While his paintings have been bought by celebrities including Sting, Madonna and Simon Le Bon, Morrison doesn’t get star-struck.
“It’s nice to have all these different actors and musicians interested, but it’s more important to me that it’s accessible to the man on the street. I paint for myself but, in saying that, I do like to cheer people up and put a smile on their face, and if one of my prints can lift someone’s spirit in a hospital waiting room, or in their hallway or bedroom at home, that’s wonderful.”
The queen of pop might not have left an impression, but Her Majesty certainly did. Morrison has preached for The Queen and Prince Charles at Crathie Kirk, and was also invited to lunch at Buckingham Palace a few years ago. “Both were lovely to meet and to talk with. The Queen is a hoot, a laugh a minute,” he said.
It seems a long way from his childhood growing up in Maryhill, and maybe it is but Morrison always knew he was destined to paint.
“When I was four, just starting at Dowanhill Primary School, I was given a piece of paper and some pastels, and I thought I’d dunk it in water because my mum had shown me that, and I just loved it and said it’s what I wanted to do,” he continued.
“I decided at eight I was going to art school, not realising I needed O grades. My mum was a fancy chocolate box maker – she was wonderful at it – and she worked round the corner from the School of Art. Sometimes she would take me round and tell me I would go there one day.
“I sold my first painting when I was about 15. It was called The Purple Mountain, a copy of a painting by my grandfather, Henry Lowrie, who was a watercolour artist.
“I displayed it on the railings at the Botanic Gardens in Glasgow and then I put it into a civic art exhibition in 1963, and it sold for a tenner. There is a watercolour and an oil painting in the exhibition I did when I was eight, so it really is a retrospective.”
Jolomo: Passion For Colour, Maclaurin Gallery, Ayr, until September 5
Prints of peace
John Lowrie Morrison reveals the stories behind three of his favourite religious works.
A MEETING WITH CHRIST
This is one of my best. It’s based on a photograph a friend sent me of the olive trees in Gethsemane. They’re more than 2,000 years old and I thought, I’m going to paint that because Christ was alive when those trees were growing.

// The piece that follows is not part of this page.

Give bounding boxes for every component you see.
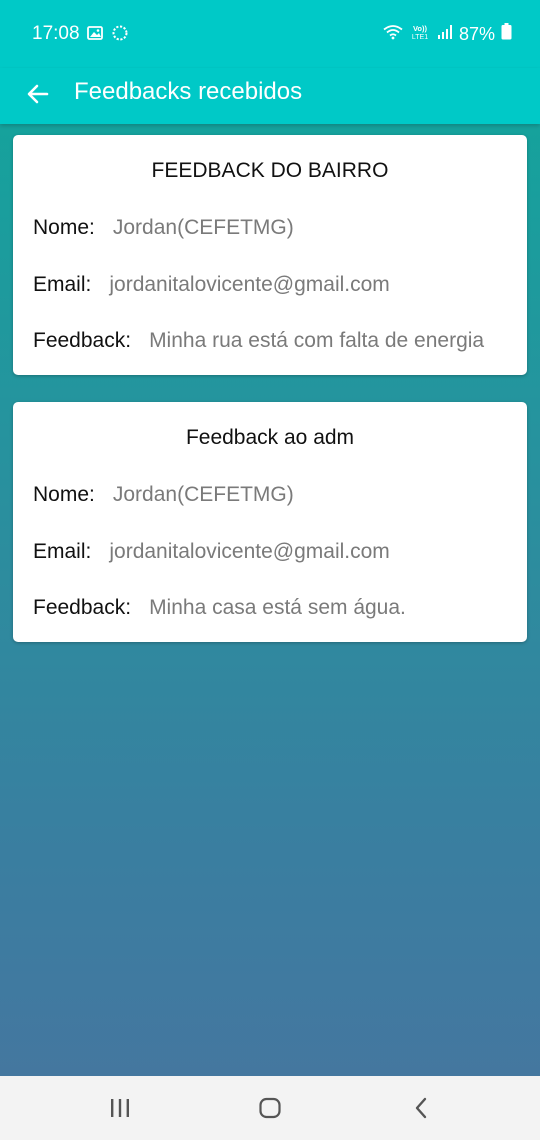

I decided he might have met someone there, maybe a lady who came to follow him or that he healed. I put a ladder in the picture because I imagined there was maybe a wee man up the tree picking olives when Jesus was trying to save this woman’s soul.
That’s just my stupid humour – life can be dreadful and I like to make people smile sometimes.
CHRIST CARRYING THE CROSS
I started this in 1991. I decided I’d do a big (it’s 5ft square) pre-crucifixion scene, with Christ carrying the cross and all of these horrible people shouting at him and demons flying through the air.
I’d been doing some drawings of children to do with the Bosnian War and I put their wee faces on the main spar of the cross to show all of the terrible things that were happening there.
My wife Maureen is in the painting as Mary, down to the bottom left. You don’t see it so well, but I like to put people I know in my paintings from time to time.
RAM IN THE THICKET
I’ve always loved the story of Abraham about to slit his son’s throat but being stopped by the ram coming out of the thicket.
As a wee lad at Partick East Church in Glasgow, I remember these horrible religious paintings at Sunday school, like John the Baptist having his head cut off.
It scared the living daylights out of me and when I think back I wondered why they would put that on a Sunday school wall. I put a really sharp knife in the painting so that it was scary – but I hope I don’t scare any children!